Si has nacido pobre puedes, con algo de viento a tu favor, labrar tu propio camino hacia el dinero con algo de preparación. ¿Por qué, entonces, si no naciste bella, no podrías adquirir algunas habilidades, aplicarlas y labrar tu propio camino hacia deslumbrar a los demás con tus cejas de Ava Gardner y el cutis de una muñeca de porcelana –cortesía de una luxury foundation– si te da la gana?¿Por qué no usar tu inteligencia para alcanzar tus objetivos?¿Por qué tenemos que, simplemente, aceptar nuestro destino facial? Así que quiero dejar esto muy claro: estoy completamente a favor de las cosas artificiales y antinaturales para las mujeres. Los anticonceptivos son antinaturales, la cesárea de emergencia que me tuvieron que practicar es antinatural, las suelas ortopédicas de mis zapatos (para mis pies naturalmente planos) son antinaturales. Y mi medicación para el acné, la depilación de mis cejas y mi tinte castaño color chocolate son superantinaturales. De hecho, en mi estado “natural” soy una mujer renqueante, uniceja y llena de granos que ha muerto a los 24 años durante el parto.
Como mujer, las cosas antinaturales han sido, una y otra vez, mis mejores amigas. La idea de que una mujer nace como algo fijo e inamovible es desalentadora. ¡No acepto mi destino! Soy totalmente la clase de persona que está a favor tanto de la cirugía para salvar vidas como de los delineadores iridiscentes que hacen que tus ojos parezcan más grandes. ¡Dadme todas esas cosas que molan! “Perdona, ¿pero no debería ser aceptable para las mujeres tener los ojos pequeñitos (como un topo)? –dirá la gente–. ¿Acaso no deberíamos poder a caminar por la calle con la cara orgullosamente llena de acné? Deberías militar por esta causa, Moran. No te entregues a los estereotipos. ¡Lucha por lo auténtico!”.
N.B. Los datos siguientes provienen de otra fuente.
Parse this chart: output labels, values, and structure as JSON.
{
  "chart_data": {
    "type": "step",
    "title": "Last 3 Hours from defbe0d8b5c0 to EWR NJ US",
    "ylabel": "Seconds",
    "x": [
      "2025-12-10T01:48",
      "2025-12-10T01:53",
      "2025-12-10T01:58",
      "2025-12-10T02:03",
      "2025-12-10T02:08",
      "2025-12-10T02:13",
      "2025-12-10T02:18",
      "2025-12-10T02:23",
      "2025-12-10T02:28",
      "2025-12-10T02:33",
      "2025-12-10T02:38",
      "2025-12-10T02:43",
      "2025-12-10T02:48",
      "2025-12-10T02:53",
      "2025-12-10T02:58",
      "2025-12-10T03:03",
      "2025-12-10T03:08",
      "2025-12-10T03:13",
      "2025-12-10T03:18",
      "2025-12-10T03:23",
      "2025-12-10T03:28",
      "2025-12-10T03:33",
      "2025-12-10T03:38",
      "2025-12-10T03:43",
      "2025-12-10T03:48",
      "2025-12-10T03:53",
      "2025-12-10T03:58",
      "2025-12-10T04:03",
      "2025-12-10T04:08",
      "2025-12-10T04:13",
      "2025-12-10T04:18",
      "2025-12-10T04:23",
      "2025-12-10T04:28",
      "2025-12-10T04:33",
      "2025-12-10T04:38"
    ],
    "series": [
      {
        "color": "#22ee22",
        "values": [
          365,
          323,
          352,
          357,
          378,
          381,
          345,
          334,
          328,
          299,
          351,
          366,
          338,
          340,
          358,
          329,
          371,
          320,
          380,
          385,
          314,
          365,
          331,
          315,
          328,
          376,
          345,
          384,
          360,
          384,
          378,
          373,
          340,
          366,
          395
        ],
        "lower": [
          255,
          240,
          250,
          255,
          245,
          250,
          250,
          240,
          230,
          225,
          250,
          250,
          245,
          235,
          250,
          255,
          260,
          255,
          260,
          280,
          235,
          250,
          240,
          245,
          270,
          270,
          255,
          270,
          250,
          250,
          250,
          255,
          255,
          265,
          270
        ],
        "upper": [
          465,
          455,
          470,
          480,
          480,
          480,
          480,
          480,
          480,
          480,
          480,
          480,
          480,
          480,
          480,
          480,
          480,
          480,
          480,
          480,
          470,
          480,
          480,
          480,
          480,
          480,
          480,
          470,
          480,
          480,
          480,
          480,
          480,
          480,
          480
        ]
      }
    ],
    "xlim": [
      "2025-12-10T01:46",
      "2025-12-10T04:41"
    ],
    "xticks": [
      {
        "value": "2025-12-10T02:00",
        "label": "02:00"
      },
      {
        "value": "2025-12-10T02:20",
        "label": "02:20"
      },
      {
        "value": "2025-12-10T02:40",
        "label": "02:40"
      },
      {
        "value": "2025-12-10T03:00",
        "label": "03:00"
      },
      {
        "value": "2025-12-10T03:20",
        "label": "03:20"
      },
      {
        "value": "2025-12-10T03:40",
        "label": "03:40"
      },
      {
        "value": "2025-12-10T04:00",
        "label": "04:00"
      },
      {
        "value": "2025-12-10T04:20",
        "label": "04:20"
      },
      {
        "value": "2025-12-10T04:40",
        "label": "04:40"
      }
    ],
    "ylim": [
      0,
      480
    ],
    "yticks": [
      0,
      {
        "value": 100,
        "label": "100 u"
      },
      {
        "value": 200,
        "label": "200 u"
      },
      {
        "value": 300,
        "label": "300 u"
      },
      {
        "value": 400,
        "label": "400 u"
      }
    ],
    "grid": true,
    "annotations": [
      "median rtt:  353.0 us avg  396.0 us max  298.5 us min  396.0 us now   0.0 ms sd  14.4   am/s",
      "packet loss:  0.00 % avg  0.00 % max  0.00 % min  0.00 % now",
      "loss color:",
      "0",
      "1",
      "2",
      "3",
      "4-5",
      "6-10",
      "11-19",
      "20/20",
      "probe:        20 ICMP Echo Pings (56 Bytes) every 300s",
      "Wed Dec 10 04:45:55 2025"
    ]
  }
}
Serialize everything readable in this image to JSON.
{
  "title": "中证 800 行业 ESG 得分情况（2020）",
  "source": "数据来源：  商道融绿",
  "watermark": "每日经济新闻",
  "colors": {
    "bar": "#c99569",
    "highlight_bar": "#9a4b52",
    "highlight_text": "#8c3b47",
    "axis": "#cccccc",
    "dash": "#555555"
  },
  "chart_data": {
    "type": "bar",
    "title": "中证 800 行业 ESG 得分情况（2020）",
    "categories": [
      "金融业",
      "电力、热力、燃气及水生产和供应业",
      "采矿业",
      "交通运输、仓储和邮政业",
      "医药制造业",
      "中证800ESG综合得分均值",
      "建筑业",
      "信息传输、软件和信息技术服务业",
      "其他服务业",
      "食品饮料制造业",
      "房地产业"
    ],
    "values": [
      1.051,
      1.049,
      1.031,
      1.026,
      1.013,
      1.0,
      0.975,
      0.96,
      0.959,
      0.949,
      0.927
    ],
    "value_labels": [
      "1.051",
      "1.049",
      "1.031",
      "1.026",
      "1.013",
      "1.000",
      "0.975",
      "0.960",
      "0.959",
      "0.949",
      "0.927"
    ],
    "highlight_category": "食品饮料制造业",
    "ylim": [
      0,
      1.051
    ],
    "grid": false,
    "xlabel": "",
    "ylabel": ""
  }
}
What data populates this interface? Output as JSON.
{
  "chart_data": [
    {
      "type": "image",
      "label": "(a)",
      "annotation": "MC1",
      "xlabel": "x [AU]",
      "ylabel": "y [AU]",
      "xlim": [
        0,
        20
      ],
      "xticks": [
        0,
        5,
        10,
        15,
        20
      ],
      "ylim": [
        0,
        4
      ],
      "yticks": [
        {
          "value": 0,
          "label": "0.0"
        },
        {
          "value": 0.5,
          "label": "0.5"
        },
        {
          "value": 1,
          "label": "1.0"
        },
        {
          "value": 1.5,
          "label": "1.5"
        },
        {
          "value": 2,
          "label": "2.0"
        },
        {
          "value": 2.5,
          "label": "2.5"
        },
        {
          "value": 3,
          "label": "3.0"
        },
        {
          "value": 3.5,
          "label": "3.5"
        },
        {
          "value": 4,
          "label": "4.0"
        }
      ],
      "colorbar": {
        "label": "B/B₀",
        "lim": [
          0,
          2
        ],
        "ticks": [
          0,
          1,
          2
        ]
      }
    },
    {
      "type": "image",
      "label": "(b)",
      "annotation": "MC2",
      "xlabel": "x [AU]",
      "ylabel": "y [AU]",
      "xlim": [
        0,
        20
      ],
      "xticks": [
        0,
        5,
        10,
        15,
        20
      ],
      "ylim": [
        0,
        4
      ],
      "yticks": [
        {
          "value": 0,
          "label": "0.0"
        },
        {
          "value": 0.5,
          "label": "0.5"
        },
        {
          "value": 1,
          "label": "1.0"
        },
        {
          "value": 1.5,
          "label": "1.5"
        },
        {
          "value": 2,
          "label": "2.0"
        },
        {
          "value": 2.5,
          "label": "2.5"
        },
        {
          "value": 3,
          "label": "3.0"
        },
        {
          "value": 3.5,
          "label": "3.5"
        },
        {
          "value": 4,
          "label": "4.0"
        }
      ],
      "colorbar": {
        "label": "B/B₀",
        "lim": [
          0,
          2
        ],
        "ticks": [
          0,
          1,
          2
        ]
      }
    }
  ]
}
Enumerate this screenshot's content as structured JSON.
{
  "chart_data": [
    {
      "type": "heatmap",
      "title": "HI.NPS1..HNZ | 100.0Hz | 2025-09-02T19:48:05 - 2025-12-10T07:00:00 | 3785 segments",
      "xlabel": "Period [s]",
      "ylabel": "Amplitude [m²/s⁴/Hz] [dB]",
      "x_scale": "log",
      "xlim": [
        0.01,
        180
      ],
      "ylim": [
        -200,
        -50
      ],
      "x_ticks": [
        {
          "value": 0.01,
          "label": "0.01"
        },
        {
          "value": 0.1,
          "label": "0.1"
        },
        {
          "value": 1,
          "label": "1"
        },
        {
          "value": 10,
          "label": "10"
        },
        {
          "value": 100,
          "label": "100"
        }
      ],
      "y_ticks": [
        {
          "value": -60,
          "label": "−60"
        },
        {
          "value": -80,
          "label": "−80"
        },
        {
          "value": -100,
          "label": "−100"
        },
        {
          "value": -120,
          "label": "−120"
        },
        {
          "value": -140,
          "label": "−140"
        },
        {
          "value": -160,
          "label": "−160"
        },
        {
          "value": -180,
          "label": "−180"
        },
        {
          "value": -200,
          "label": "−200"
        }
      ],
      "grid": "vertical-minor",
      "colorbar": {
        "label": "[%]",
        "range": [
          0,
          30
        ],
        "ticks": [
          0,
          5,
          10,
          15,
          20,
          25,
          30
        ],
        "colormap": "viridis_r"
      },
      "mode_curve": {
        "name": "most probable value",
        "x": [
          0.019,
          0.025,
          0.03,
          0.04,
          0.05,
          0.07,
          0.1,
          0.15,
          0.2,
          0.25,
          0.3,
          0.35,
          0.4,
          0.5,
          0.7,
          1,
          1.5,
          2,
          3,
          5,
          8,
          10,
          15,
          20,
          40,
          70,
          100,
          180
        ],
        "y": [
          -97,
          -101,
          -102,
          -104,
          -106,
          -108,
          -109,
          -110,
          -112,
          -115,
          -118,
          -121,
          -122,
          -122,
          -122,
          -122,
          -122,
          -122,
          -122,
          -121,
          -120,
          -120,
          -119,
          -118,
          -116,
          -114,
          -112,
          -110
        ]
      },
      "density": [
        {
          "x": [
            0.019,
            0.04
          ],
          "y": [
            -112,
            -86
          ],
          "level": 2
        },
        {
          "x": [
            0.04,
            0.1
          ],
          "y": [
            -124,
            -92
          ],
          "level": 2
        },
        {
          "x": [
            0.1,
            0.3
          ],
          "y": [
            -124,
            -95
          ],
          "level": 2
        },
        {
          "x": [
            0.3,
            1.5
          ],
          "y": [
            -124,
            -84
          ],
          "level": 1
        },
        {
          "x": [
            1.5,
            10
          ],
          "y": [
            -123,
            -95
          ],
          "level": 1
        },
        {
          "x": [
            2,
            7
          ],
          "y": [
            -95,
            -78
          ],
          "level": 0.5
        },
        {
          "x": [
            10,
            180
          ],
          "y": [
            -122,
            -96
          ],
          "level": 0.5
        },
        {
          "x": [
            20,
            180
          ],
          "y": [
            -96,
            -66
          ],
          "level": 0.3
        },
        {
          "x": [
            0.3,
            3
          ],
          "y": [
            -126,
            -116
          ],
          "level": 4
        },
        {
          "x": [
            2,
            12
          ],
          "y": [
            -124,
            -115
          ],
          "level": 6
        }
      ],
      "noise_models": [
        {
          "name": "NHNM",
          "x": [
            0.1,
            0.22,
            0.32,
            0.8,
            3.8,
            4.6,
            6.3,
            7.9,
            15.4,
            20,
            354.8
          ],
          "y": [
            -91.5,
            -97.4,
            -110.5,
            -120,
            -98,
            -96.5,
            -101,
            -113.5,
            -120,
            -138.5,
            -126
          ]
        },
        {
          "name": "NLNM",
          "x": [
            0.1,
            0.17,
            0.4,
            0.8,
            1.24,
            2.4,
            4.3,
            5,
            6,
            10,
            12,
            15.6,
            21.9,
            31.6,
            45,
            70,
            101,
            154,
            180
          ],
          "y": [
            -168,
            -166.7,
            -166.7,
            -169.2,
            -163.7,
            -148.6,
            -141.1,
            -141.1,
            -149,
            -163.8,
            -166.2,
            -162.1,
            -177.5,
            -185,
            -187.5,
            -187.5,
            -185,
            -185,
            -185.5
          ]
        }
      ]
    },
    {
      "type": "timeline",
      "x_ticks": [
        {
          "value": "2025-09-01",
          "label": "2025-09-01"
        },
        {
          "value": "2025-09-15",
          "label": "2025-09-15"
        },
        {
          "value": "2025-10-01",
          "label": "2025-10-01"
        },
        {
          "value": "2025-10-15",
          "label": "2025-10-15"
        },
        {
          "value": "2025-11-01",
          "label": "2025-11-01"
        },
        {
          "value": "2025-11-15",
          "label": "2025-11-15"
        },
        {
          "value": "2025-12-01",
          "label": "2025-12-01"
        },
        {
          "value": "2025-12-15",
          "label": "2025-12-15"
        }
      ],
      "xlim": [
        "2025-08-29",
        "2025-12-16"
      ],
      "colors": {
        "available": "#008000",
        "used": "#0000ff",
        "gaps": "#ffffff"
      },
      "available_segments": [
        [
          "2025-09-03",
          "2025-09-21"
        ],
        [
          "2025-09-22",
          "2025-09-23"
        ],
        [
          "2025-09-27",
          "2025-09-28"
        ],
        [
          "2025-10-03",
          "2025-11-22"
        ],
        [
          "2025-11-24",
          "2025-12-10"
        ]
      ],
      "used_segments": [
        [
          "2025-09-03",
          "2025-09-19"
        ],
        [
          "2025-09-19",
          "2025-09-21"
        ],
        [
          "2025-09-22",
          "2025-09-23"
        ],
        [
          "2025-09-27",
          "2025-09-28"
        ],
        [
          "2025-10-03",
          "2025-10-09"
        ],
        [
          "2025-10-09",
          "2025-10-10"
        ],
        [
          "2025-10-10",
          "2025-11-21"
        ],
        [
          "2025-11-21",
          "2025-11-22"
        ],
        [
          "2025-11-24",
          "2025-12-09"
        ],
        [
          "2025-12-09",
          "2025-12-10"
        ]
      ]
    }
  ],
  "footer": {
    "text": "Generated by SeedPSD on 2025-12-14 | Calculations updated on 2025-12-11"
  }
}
Sí, por supuesto que sería genial vivir en un mundo en el que te adoren por tener un grano asomando al lado de tu nariz. En ese mundo, alguien como yo sería Dios. Pero ocurre que, si tengo solo 20 minutos antes de salir corriendo a una entrevista de trabajo, no me da tiempo a transformar la sociedad. En general, desconfío de situaciones en las que –ante un pequeño y muy específico problemilla– la única solución es: “Enfréntate audazmente a las convenciones y luego dedica el resto de tu vida a poner en práctica la revolución”. Es francamente poco realista intentar cambiar los corazones y las mentes de 7.000 millones de personas cuando, además, tienes que hacer la colada de la ropa blanca, llamar al fontanero y encontrar tu otro zapato mientras el taxi lleva ya 10 minutos esperando en la puerta. Tal como están las cosas, hoy por hoy un buen delineador y unas sombras turquesas en los ojos resuelven muchísimos más problemas que los que me causan. La buena noticia es que, la verdad, a veces ser feminista tiene que ver con optar por la solución más fácil y divertida.